We describe here the analysis of mtDNA from human remains recovered from the Xiaohe tomb complex, an important Bronze Age site in the eastern edge of the Tarim Basin (40°20′11″N, 88°40′20.3″E) (Fig. 1). Discovered originally in 1934 by the Swedish archaeologist Folke Bergman, it was subsequently lost, but rediscovered in 2000 by a team from the Xinjiang Archaeological Institute using global positioning equipment. The cemetery was excavated between 2002 and 2005, and consisted of five strata with radiocarbon dates ranging from 4000 to 3500 years before present (14C yBP) [19, 22]. The site has many notable features, including numerous large phallus and vulva posts made of poplar, striking wooden human figures and masks, well-preserved boat coffins, leather hides, wheat and millet grains, and many artifacts (Fig. 2). Importantly, it contains the oldest and best-preserved mummies so far discovered in the Tarim Basin, possible those of the earliest people to settle the region. Genetic analysis of these mummies can provide data to elucidate the affinities of the earliest inhabitants, and help understand later patterns of human migration in the Eurasian continent.

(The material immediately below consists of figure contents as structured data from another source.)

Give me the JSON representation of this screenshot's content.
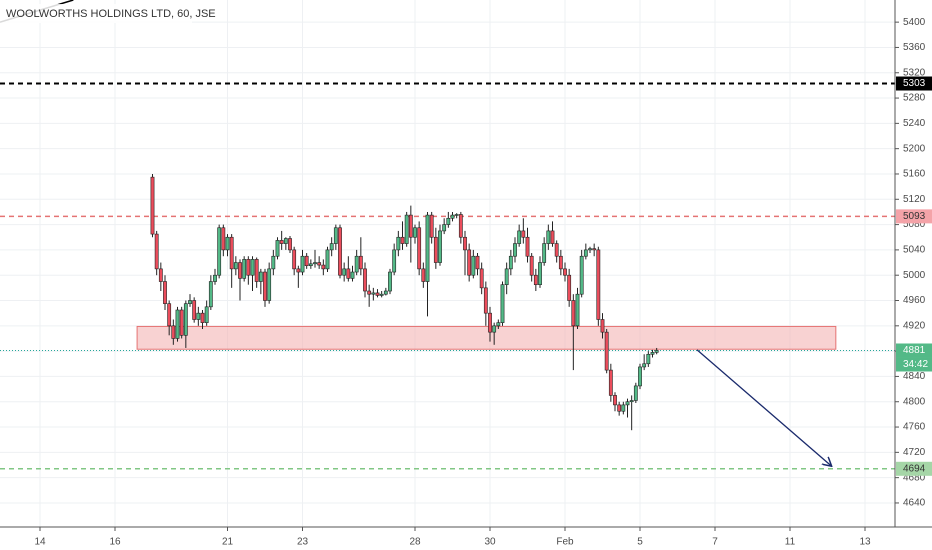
{
  "chart_data": {
    "type": "candlestick",
    "title": "WOOLWORTHS HOLDINGS LTD, 60, JSE",
    "x": [
      27,
      28,
      29,
      30,
      31,
      32,
      33,
      34,
      35,
      36,
      37,
      38,
      39,
      40,
      41,
      42,
      43,
      44,
      45,
      46,
      47,
      48,
      49,
      50,
      51,
      52,
      53,
      54,
      55,
      56,
      57,
      58,
      59,
      60,
      61,
      62,
      63,
      64,
      65,
      66,
      67,
      68,
      69,
      70,
      71,
      72,
      73,
      74,
      75,
      76,
      77,
      78,
      79,
      80,
      81,
      82,
      83,
      84,
      85,
      86,
      87,
      88,
      89,
      90,
      91,
      92,
      93,
      94,
      95,
      96,
      97,
      98,
      99,
      100,
      101,
      102,
      103,
      104,
      105,
      106,
      107,
      108,
      109,
      110,
      111,
      112,
      113,
      114,
      115,
      116,
      117,
      118,
      119,
      120,
      121,
      122,
      123,
      124,
      125,
      126,
      127,
      128,
      129,
      130,
      131,
      132,
      133,
      134,
      135,
      136,
      137,
      138,
      139,
      140,
      141,
      142,
      143,
      144,
      145,
      146,
      147,
      148
    ],
    "open": [
      5155,
      5065,
      5010,
      4990,
      4955,
      4920,
      4900,
      4945,
      4905,
      4955,
      4960,
      4930,
      4940,
      4925,
      4950,
      4990,
      5000,
      5075,
      5040,
      5060,
      5010,
      5020,
      4995,
      5025,
      5000,
      5025,
      4990,
      5005,
      4960,
      5010,
      5030,
      5055,
      5050,
      5058,
      5040,
      5010,
      5005,
      5030,
      5015,
      5018,
      5020,
      5016,
      5010,
      5040,
      5050,
      5075,
      5000,
      5010,
      4995,
      5005,
      5030,
      5010,
      4975,
      4970,
      4972,
      4968,
      4970,
      4975,
      5005,
      5040,
      5060,
      5050,
      5095,
      5060,
      5075,
      5010,
      4990,
      5095,
      5060,
      5020,
      5070,
      5080,
      5090,
      5095,
      5096,
      5060,
      5040,
      5000,
      5030,
      5010,
      4980,
      4940,
      4910,
      4920,
      4925,
      4985,
      5010,
      5030,
      5050,
      5070,
      5060,
      5030,
      5000,
      4985,
      5020,
      5050,
      5070,
      5050,
      5030,
      5010,
      5000,
      4960,
      4920,
      4970,
      5030,
      5040,
      5042,
      5040,
      4930,
      4910,
      4850,
      4810,
      4795,
      4785,
      4795,
      4800,
      4802,
      4825,
      4855,
      4860,
      4875,
      4878
    ],
    "high": [
      5160,
      5070,
      5020,
      5000,
      4960,
      4930,
      4950,
      4950,
      4960,
      4970,
      4965,
      4950,
      4945,
      4960,
      5000,
      5010,
      5080,
      5080,
      5065,
      5065,
      5030,
      5025,
      5030,
      5030,
      5030,
      5028,
      5010,
      5010,
      5020,
      5040,
      5060,
      5070,
      5060,
      5062,
      5045,
      5015,
      5040,
      5035,
      5025,
      5040,
      5030,
      5025,
      5045,
      5060,
      5080,
      5080,
      5020,
      5030,
      5015,
      5040,
      5060,
      5020,
      4985,
      4980,
      4978,
      4975,
      4980,
      5010,
      5050,
      5070,
      5085,
      5100,
      5110,
      5080,
      5085,
      5020,
      5100,
      5100,
      5075,
      5080,
      5090,
      5100,
      5100,
      5098,
      5100,
      5070,
      5050,
      5040,
      5035,
      5020,
      4990,
      4950,
      4925,
      4930,
      4990,
      5020,
      5040,
      5060,
      5080,
      5090,
      5075,
      5035,
      5010,
      5030,
      5060,
      5080,
      5085,
      5055,
      5040,
      5020,
      5010,
      4970,
      4980,
      5040,
      5050,
      5045,
      5050,
      5045,
      4940,
      4915,
      4860,
      4815,
      4800,
      4800,
      4805,
      4810,
      4830,
      4860,
      4875,
      4880,
      4882,
      4885
    ],
    "low": [
      5060,
      5000,
      4975,
      4945,
      4905,
      4890,
      4895,
      4900,
      4885,
      4950,
      4925,
      4920,
      4915,
      4920,
      4945,
      4985,
      4995,
      5030,
      5030,
      4980,
      5000,
      4960,
      4990,
      4985,
      4975,
      4980,
      4970,
      4950,
      4955,
      5000,
      5025,
      5040,
      5040,
      5035,
      5000,
      4980,
      5000,
      5010,
      5010,
      5012,
      5010,
      5000,
      5005,
      5030,
      5040,
      4995,
      4990,
      4990,
      4990,
      5000,
      5000,
      4965,
      4950,
      4960,
      4965,
      4965,
      4968,
      4970,
      5000,
      5030,
      5040,
      5045,
      5020,
      5050,
      5000,
      4980,
      4935,
      5050,
      5010,
      5015,
      5065,
      5075,
      5085,
      5090,
      5050,
      5000,
      4990,
      4995,
      5000,
      4970,
      4920,
      4895,
      4890,
      4915,
      4920,
      4970,
      5000,
      5020,
      5045,
      5050,
      5020,
      4990,
      4975,
      4980,
      5015,
      5040,
      5045,
      5020,
      5000,
      4990,
      4950,
      4850,
      4915,
      4965,
      5025,
      5035,
      5030,
      4920,
      4900,
      4845,
      4800,
      4785,
      4778,
      4780,
      4775,
      4755,
      4798,
      4820,
      4850,
      4855,
      4870,
      4875
    ],
    "close": [
      5065,
      5010,
      4990,
      4955,
      4920,
      4900,
      4945,
      4905,
      4955,
      4960,
      4930,
      4940,
      4925,
      4950,
      4990,
      5000,
      5075,
      5040,
      5060,
      5010,
      5020,
      4995,
      5025,
      5000,
      5025,
      4990,
      5005,
      4960,
      5010,
      5030,
      5055,
      5050,
      5058,
      5040,
      5010,
      5005,
      5030,
      5015,
      5018,
      5020,
      5016,
      5010,
      5040,
      5050,
      5075,
      5000,
      5010,
      4995,
      5005,
      5030,
      5010,
      4975,
      4970,
      4972,
      4968,
      4970,
      4975,
      5005,
      5040,
      5060,
      5050,
      5095,
      5060,
      5075,
      5010,
      4990,
      5095,
      5060,
      5020,
      5070,
      5080,
      5090,
      5095,
      5096,
      5060,
      5040,
      5000,
      5030,
      5010,
      4980,
      4940,
      4910,
      4920,
      4925,
      4985,
      5010,
      5030,
      5050,
      5070,
      5060,
      5030,
      5000,
      4985,
      5020,
      5050,
      5070,
      5050,
      5030,
      5010,
      5000,
      4960,
      4920,
      4970,
      5030,
      5040,
      5042,
      5040,
      4930,
      4910,
      4850,
      4810,
      4795,
      4785,
      4795,
      4800,
      4802,
      4825,
      4855,
      4860,
      4875,
      4878,
      4881
    ],
    "up_color": "#53b987",
    "down_color": "#eb4d5c",
    "wick_color": "#222222",
    "xlim": [
      -9.6,
      205.2
    ],
    "ylim": [
      4602,
      5435
    ],
    "xticks": [
      {
        "value": 0,
        "label": "14"
      },
      {
        "value": 18,
        "label": "16"
      },
      {
        "value": 45,
        "label": "21"
      },
      {
        "value": 63,
        "label": "23"
      },
      {
        "value": 90,
        "label": "28"
      },
      {
        "value": 108,
        "label": "30"
      },
      {
        "value": 126,
        "label": "Feb"
      },
      {
        "value": 144,
        "label": "5"
      },
      {
        "value": 162,
        "label": "7"
      },
      {
        "value": 180,
        "label": "11"
      },
      {
        "value": 198,
        "label": "13"
      }
    ],
    "yticks": [
      4640,
      4680,
      4720,
      4760,
      4800,
      4840,
      4880,
      4920,
      4960,
      5000,
      5040,
      5080,
      5120,
      5160,
      5200,
      5240,
      5280,
      5320,
      5360,
      5400
    ],
    "grid": true,
    "levels": [
      {
        "value": 5303,
        "color": "#000000",
        "label_bg": "#000000",
        "label_color": "#ffffff"
      },
      {
        "value": 5093,
        "color": "#e57373",
        "label_bg": "#f4a3a8",
        "label_color": "#333333"
      },
      {
        "value": 4694,
        "color": "#81c784",
        "label_bg": "#a5d6a7",
        "label_color": "#333333"
      }
    ],
    "zone": {
      "x": [
        23.3,
        191
      ],
      "y": [
        4883,
        4919
      ],
      "color": "#f4b4b4"
    },
    "arrow": {
      "x": [
        157.7,
        190
      ],
      "y": [
        4882,
        4698
      ],
      "color": "#1a2a6c"
    },
    "trendline": {
      "x": [
        -9.6,
        8
      ],
      "y": [
        5400,
        5435
      ],
      "color": "#000000"
    },
    "last_price": {
      "value": 4881,
      "countdown": "34:42",
      "color": "#26a69a",
      "label_bg": "#53b987"
    }
  }
}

The necropolis consisted of five layers of burials spanning half a millennium, offering the opportunity to determine the extent of interactions between the people of Xiaohe and other populations after the original settlement of the Tarim Basin. Did the people remain comparatively isolated or did they intermarry with newcomers? In an earlier study, we analysed DNA recovered from the deepest and oldest layer of burials of the Xiaohe site, the fifth layer, corresponding to the earliest inhabitants. Our results revealed that the first settlers carried both European and central Siberian maternal lineages. These findings agreed with the archaeological evidence for a close connection to the Afanasievo culture of the steppe north of the Tarim Basin, in other words with the “steppe hypothesis” [23]. We describe here the analysis of the maternal lineages of individuals recovered from the remaining four burial layers, and discuss the results in the context of the contrasting views on the settlement and migration patterns of the Tarim Basin.